Opinião

Pornex 2014

Sinto-me já devidamente homenageado por estes minuetes cómicos. Muito, muito obrigado. Bem hajam.

Faz 30 anos, na Faculdade de Ciências Sociais e Humanas da Universidade Nova de Lisboa realizou-se a Pornex 84. Durante cinco dias houve debates, filmes, performances, em volta do douto tema. A data tem a sua importância: 1984, dez anos depois do… isso mesmo, aquela data que qualquer dia já não ousamos nomear, como diria Oscar Wilde.

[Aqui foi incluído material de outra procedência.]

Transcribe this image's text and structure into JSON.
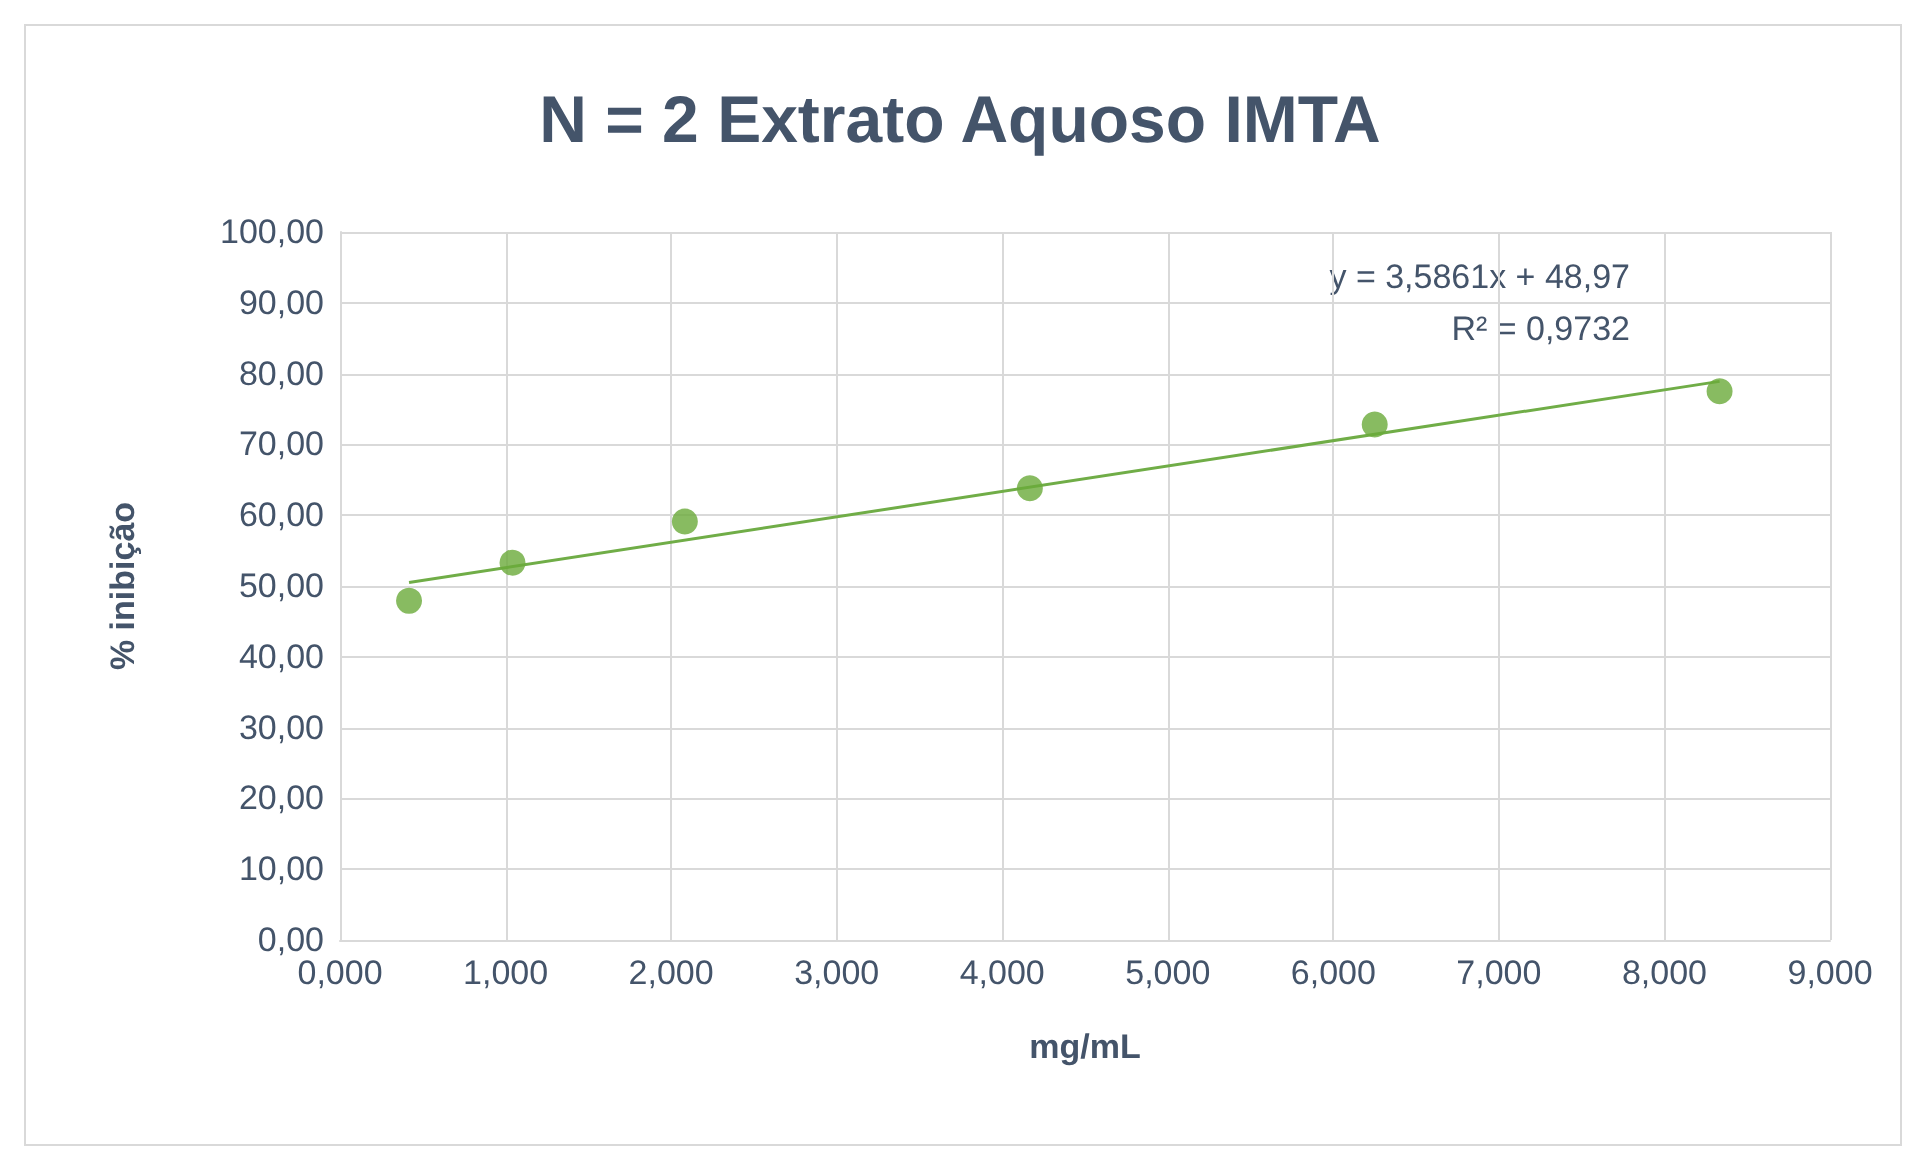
{
  "chart_data": {
    "type": "scatter",
    "title": "N = 2 Extrato Aquoso IMTA",
    "xlabel": "mg/mL",
    "ylabel": "% inibição",
    "series": [
      {
        "color": "#6aaa3a",
        "x": [
          0.417,
          1.042,
          2.083,
          4.167,
          6.25,
          8.333
        ],
        "values": [
          47.9,
          53.3,
          59.1,
          63.8,
          72.8,
          77.5
        ],
        "marker": "circle"
      },
      {
        "type": "line",
        "color": "#70ad47",
        "x": [
          0.417,
          8.333
        ],
        "values": [
          50.5,
          78.9
        ],
        "marker": "none"
      }
    ],
    "annotations": [
      "y = 3,5861x + 48,97",
      "R² = 0,9732"
    ],
    "xlim": [
      0,
      9
    ],
    "xticks": [
      {
        "value": 0,
        "label": "0,000"
      },
      {
        "value": 1,
        "label": "1,000"
      },
      {
        "value": 2,
        "label": "2,000"
      },
      {
        "value": 3,
        "label": "3,000"
      },
      {
        "value": 4,
        "label": "4,000"
      },
      {
        "value": 5,
        "label": "5,000"
      },
      {
        "value": 6,
        "label": "6,000"
      },
      {
        "value": 7,
        "label": "7,000"
      },
      {
        "value": 8,
        "label": "8,000"
      },
      {
        "value": 9,
        "label": "9,000"
      }
    ],
    "ylim": [
      0,
      100
    ],
    "yticks": [
      {
        "value": 0,
        "label": "0,00"
      },
      {
        "value": 10,
        "label": "10,00"
      },
      {
        "value": 20,
        "label": "20,00"
      },
      {
        "value": 30,
        "label": "30,00"
      },
      {
        "value": 40,
        "label": "40,00"
      },
      {
        "value": 50,
        "label": "50,00"
      },
      {
        "value": 60,
        "label": "60,00"
      },
      {
        "value": 70,
        "label": "70,00"
      },
      {
        "value": 80,
        "label": "80,00"
      },
      {
        "value": 90,
        "label": "90,00"
      },
      {
        "value": 100,
        "label": "100,00"
      }
    ],
    "grid": true
  }
}
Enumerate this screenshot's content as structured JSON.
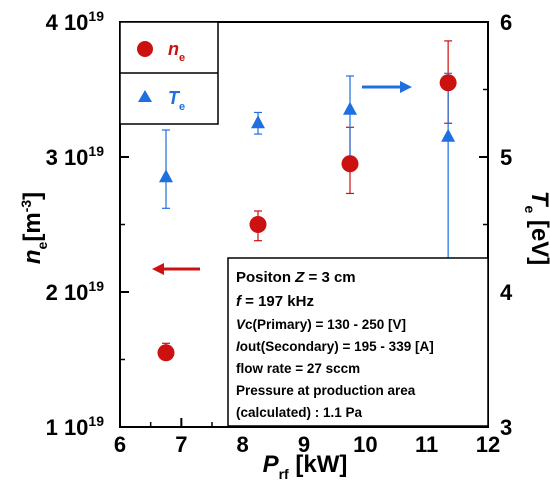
{
  "chart_data": {
    "type": "scatter",
    "x_axis": {
      "label": "P",
      "label_subscript": "rf",
      "unit": " [kW]",
      "range": [
        6,
        12
      ],
      "ticks": [
        "6",
        "7",
        "8",
        "9",
        "10",
        "11",
        "12"
      ]
    },
    "y_left": {
      "label": "n",
      "label_subscript": "e",
      "unit": "[m",
      "unit_sup": "-3",
      "unit_close": "]",
      "range": [
        1e+19,
        4e+19
      ],
      "ticks": [
        {
          "mant": "1 10",
          "exp": "19",
          "value": 1e+19
        },
        {
          "mant": "2 10",
          "exp": "19",
          "value": 2e+19
        },
        {
          "mant": "3 10",
          "exp": "19",
          "value": 3e+19
        },
        {
          "mant": "4 10",
          "exp": "19",
          "value": 4e+19
        }
      ]
    },
    "y_right": {
      "label": "T",
      "label_subscript": "e",
      "unit": " [eV]",
      "range": [
        3,
        6
      ],
      "ticks": [
        "3",
        "4",
        "5",
        "6"
      ]
    },
    "series": [
      {
        "name": "n",
        "name_subscript": "e",
        "axis": "left",
        "color": "#cc1111",
        "marker": "circle",
        "x": [
          6.75,
          8.25,
          9.75,
          11.35
        ],
        "y": [
          1.55e+19,
          2.5e+19,
          2.95e+19,
          3.55e+19
        ],
        "err_low": [
          1.5e+19,
          2.38e+19,
          2.73e+19,
          3.25e+19
        ],
        "err_high": [
          1.62e+19,
          2.6e+19,
          3.22e+19,
          3.86e+19
        ]
      },
      {
        "name": "T",
        "name_subscript": "e",
        "axis": "right",
        "color": "#1f6fe0",
        "marker": "triangle",
        "x": [
          6.75,
          8.25,
          9.75,
          11.35
        ],
        "y": [
          4.85,
          5.25,
          5.35,
          5.15
        ],
        "err_low": [
          4.62,
          5.17,
          5.0,
          4.25
        ],
        "err_high": [
          5.2,
          5.33,
          5.6,
          5.62
        ]
      }
    ],
    "arrows": {
      "left_arrow_color": "#cc1111",
      "right_arrow_color": "#1f6fe0"
    },
    "legend_placement": "top-left",
    "annotation": {
      "line1_prefix": "Positon ",
      "line1_var": "Z",
      "line1_suffix": " = 3 cm",
      "line2_var": "f",
      "line2_suffix": " = 197 kHz",
      "line3_var": "V",
      "line3_suffix": "c(Primary) = 130 - 250 [V]",
      "line4_var": "I",
      "line4_suffix": "out(Secondary) = 195 - 339 [A]",
      "line5": "flow rate = 27 sccm",
      "line6": "Pressure at production area",
      "line7": "(calculated) : 1.1 Pa"
    },
    "grid": false
  }
}
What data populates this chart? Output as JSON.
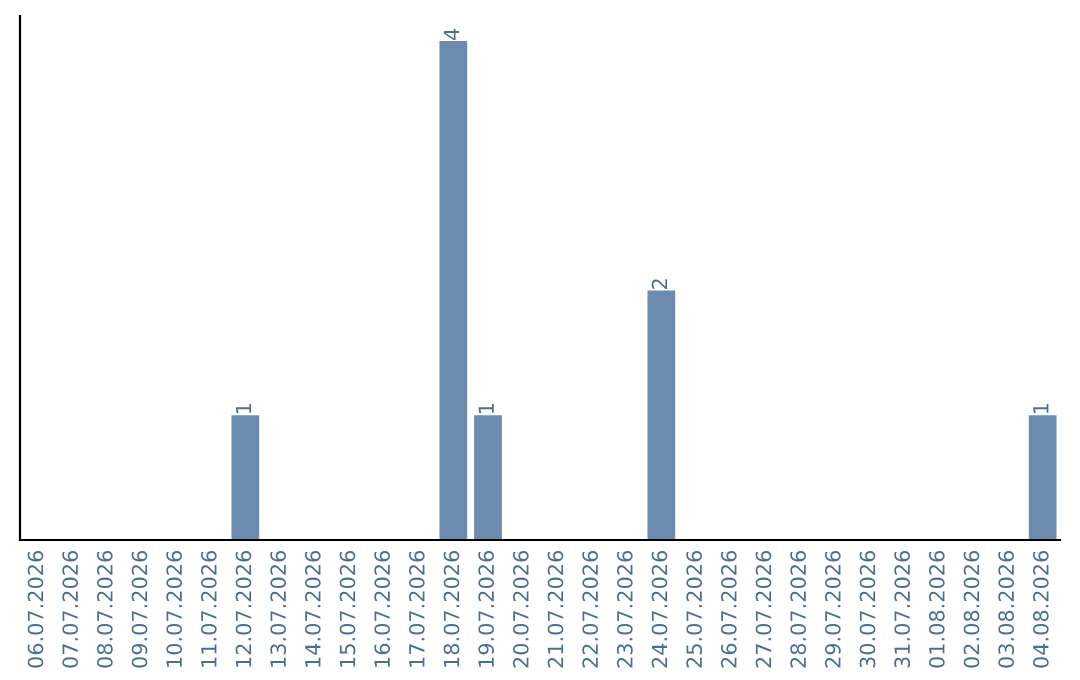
{
  "chart_data": {
    "type": "bar",
    "categories": [
      "06.07.2026",
      "07.07.2026",
      "08.07.2026",
      "09.07.2026",
      "10.07.2026",
      "11.07.2026",
      "12.07.2026",
      "13.07.2026",
      "14.07.2026",
      "15.07.2026",
      "16.07.2026",
      "17.07.2026",
      "18.07.2026",
      "19.07.2026",
      "20.07.2026",
      "21.07.2026",
      "22.07.2026",
      "23.07.2026",
      "24.07.2026",
      "25.07.2026",
      "26.07.2026",
      "27.07.2026",
      "28.07.2026",
      "29.07.2026",
      "30.07.2026",
      "31.07.2026",
      "01.08.2026",
      "02.08.2026",
      "03.08.2026",
      "04.08.2026"
    ],
    "values": [
      0,
      0,
      0,
      0,
      0,
      0,
      1,
      0,
      0,
      0,
      0,
      0,
      4,
      1,
      0,
      0,
      0,
      0,
      2,
      0,
      0,
      0,
      0,
      0,
      0,
      0,
      0,
      0,
      0,
      1
    ],
    "value_labels": [
      null,
      null,
      null,
      null,
      null,
      null,
      "1",
      null,
      null,
      null,
      null,
      null,
      "4",
      "1",
      null,
      null,
      null,
      null,
      "2",
      null,
      null,
      null,
      null,
      null,
      null,
      null,
      null,
      null,
      null,
      "1"
    ],
    "color": "#6b8cae",
    "ylim": [
      0,
      4.2
    ],
    "tick_labels": "x",
    "grid": false,
    "legend": false
  }
}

A Pornex era um teste à liberdade, à capacidade de encaixe, ao sentido de humor, à alegria, à democracia e, enfim, também à universidade. Pode-se ou não discutir tudo? Podemos ou não, sobretudo na universidade, discutir a coisa humana? Ou só são tolerados os “temas decentes”, que não “ofendam a gente de bem”? E a FCSH, graças a Deus e às pessoas, passou o teste. De raspão, titubeante, com umas hesitações aqui ou ali (à portuguesa), mas passou. No mesmo ano, recorde-se, a direcção da RTP tinha caído por causa de, valha-nos Santa Ingrácia, um filme brejeiro com Ugo Tognazzi e Monica Vitti, Pato com Laranja. Onze telefonemas indignados, onze, menos do que os que o Ronaldo dá seguidos, bastaram para a Santa Indignação abalar o país. Em 1978,  o parlamento tinha debatido um sketch de Alberto Pimenta na RTP (“A Arte de Ser Português, realizada por Jorge Listopad). Em 1987 Herman viria a ser alvo de censura também na RTP. E ainda faltavam uns anitos para Saramago ser sonegado por um governo com horror às demasiadas vírgulas. Mas, na universidade, a Pornex realizou-se e, apesar da turbulência em volta, chegou até ao fim. Foram cinco dias e cinco noites de muito penar, e cheguei a ouvir que “nos corredores do ministério já se falava em fechar a faculdade”, ao que respondi, do alto dos meus 23 anos, que isso era terrorismo e as decisões eram, tanto quanto eu sabia, tomadas nos gabinetes, não nos bastidores. Foi uma aventura. Foi, acho, uma bonita aventura. Um vento de liberdade e uma prova de que, quando querem, as universidades conseguem ser quase tão inteligentes como os telemóveis ou os edifícios pós-modernos. 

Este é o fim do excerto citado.